Rajan weighs his options as rupee gets big Modi lift
May 13 2014 , Mumbai
A strong rupee can hurt exports, dollar buying may stoke inflation
The domestic currency rose the most in two weeks on Tuesday to close at 59.68 against the US dollar after exit poll projections of a clear verdict for the Narendra Modi-led NDA in the national election buoyed the financial markets.
Analysts expect the rupee to appreciate at a faster clip as political stability and reform hopes are likely to increase portfolio flows to domestic equities and bonds. Many expect RBI to lap up the incremental dollar flow to protect domestic exports, which is important to stabilise trade deficit, and thereby current account deficit.
The central bank has bought dollar assets worth $10-15 billion from the open market in the last two months. According to the RBI website, it bought net $7.78 billion of foreign currency in March from the spot market and $31 billion outstanding from the forwards market.

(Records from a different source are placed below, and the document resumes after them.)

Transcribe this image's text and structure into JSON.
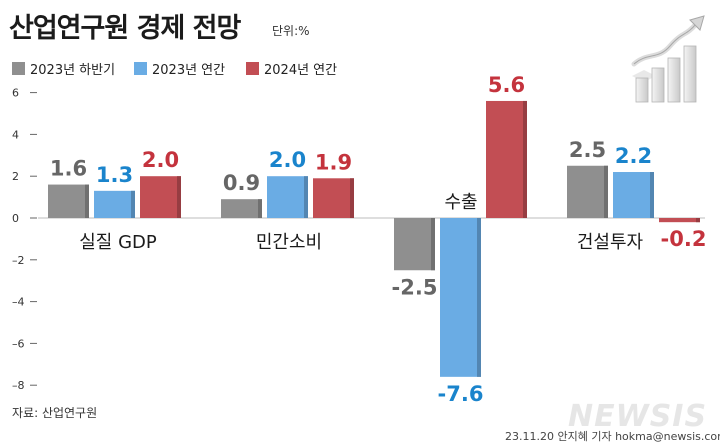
{
  "header": {
    "title": "산업연구원 경제 전망",
    "unit": "단위:%"
  },
  "legend": [
    {
      "label": "2023년 하반기",
      "color": "#8f8f8f"
    },
    {
      "label": "2023년 연간",
      "color": "#6aace4"
    },
    {
      "label": "2024년 연간",
      "color": "#c24e54"
    }
  ],
  "footer": {
    "source": "자료: 산업연구원",
    "credit": "23.11.20 안지혜 기자 hokma@newsis.com",
    "watermark": "NEWSIS"
  },
  "chart_data": {
    "type": "bar",
    "categories": [
      "실질 GDP",
      "민간소비",
      "수출",
      "건설투자"
    ],
    "series": [
      {
        "name": "2023년 하반기",
        "values": [
          1.6,
          0.9,
          -2.5,
          2.5
        ],
        "labels": [
          "1.6",
          "0.9",
          "-2.5",
          "2.5"
        ],
        "color": "#8f8f8f",
        "labelColor": "#666666"
      },
      {
        "name": "2023년 연간",
        "values": [
          1.3,
          2.0,
          -7.6,
          2.2
        ],
        "labels": [
          "1.3",
          "2.0",
          "-7.6",
          "2.2"
        ],
        "color": "#6aace4",
        "labelColor": "#1a84cc"
      },
      {
        "name": "2024년 연간",
        "values": [
          2.0,
          1.9,
          5.6,
          -0.2
        ],
        "labels": [
          "2.0",
          "1.9",
          "5.6",
          "-0.2"
        ],
        "color": "#c24e54",
        "labelColor": "#c4333d"
      }
    ],
    "yticks": [
      6,
      4,
      2,
      0,
      -2,
      -4,
      -6,
      -8
    ],
    "ytick_labels": [
      "6",
      "4",
      "2",
      "0",
      "–2",
      "–4",
      "–6",
      "–8"
    ],
    "ylim": [
      -8.5,
      6.5
    ],
    "grid": false,
    "legend_position": "top-left"
  }
}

“We expect $25 billion portfolio flows, which can pressure the rupee to appreciate to 57-58 level against the dollar. At the same time, we expect it to settle round 60 to the dollar as RBI is likely to buy forex to push up import cover from 7.5-8 months to 10 months essential for rupee stability. Our global forex team expects the dollar to appreciate to 1.25 to the euro by December,” Bank of America Merrill Lynch said in a report.
Foreign institutional investors (FIIs) purchased stocks worth net of Rs 2,026.23 crore on Tuesday, indicating their bullishness on the market. Their total investment in equity this calendar stands at $5.96 billion.
“RBI is looking more from export competitiveness perspective,” said Anindya Banerjee, a currency analyst at Kotak Securities.
Banerjee expects constant appreciation of the rupee if it is left to the market forces to decide. “This would be detrimental to exporters and would also lead to excesses (imports become cheaper and domestic production becomes uncompetitive) resulting in high current account deficit,” he said.
The central bank has time and again emphasised that it does not target a specific level for the rupee. At the most, it will allow calibrated appreciation of the rupee. “RBI will not target a level but look at a stable appreciation in the range 59.2 to 60.5,” Banerjee said.
Finance minister P Chidambaram recently pegged the right value of the rupee in the current situation at 60 to the dollar, saying “it is true reflection of the currency value.”
Rajan spent the first seven months since he took over as RBI governor on September 4, 2013, trying to stem the rupee slide, which hit the lowest level of 68.82 against the dollar on August 28, 2013. A slew of measures by RBI and the central government helped the currency to recover to the 60 level on March 28.
Historically, RBI has been a much stronger defender of the dollar than the rupee. It has played a much effective role when the dollar depreciates than when it appreciates. Between the first quarter of 2004 till the first quarter of 2007, the rupee ruled in the 43-46.5 range. Sensex rose 2.5 times during this period and RBI bought $100 billion from the open market to support the rupee.
“RBI has enough arsenal to support the dollar-rupee range. While it cannot sell its entire forex reserves to arrest a depreciating rupee, it can buy unlimited dollars by printing more rupees in case the rupee appreciates,” Banerjee said.
But that can leave the central bank in a quandary, as buying dollars means creating extra liquidity in the system, which can push up inflation, something RBI can ill-afford. A weaker rupee, on the other hand, can erode the nation’s export competitiveness.
India’s exports rose 5.26 per cent in March to hit a five-month high of $25.63 billion, narrowing trade deficit marginally to $10.09 billion.
Saugata Bhattacharya, chief economist at Axis Bank, said, “Market indications are that RBI is intervening more in the forwards market than the spot market. Larger interventions in the spot market results in higher liquidity, releases more money and can potentially impact inflation.”
Bhattacharya, however, says the spurt in the rupee could be temporary. “RBI believes the political outcome could result in a temporary spurt, which might not sustain, as investors may book profits and the rupee may eventually come back to 59-60 level. In such a case, the central bank may not intervene too much, but only to smoothen volatility. There are some indications that 59-60 may be a fair value for the rupee,” he said.
On Monday, exit polls suggested a majority verdict in favour of the BJP-led NDA in the national election. The dollar-rupee pair made a high of 59.93 and a low of 59.59 on Tuesday.
Local bourses continued to be in joyous mood, as they closed at their new life-time highs. Sensex crossed the key psychological level of 24,000, up by 2.2 per cent, and Nifty touched 7,172.35 level, up by 2.25 per cent during the session. Profit booking pared gains in the second half, making Sensex and Nifty settle at record highs of 23,871 and 7,172.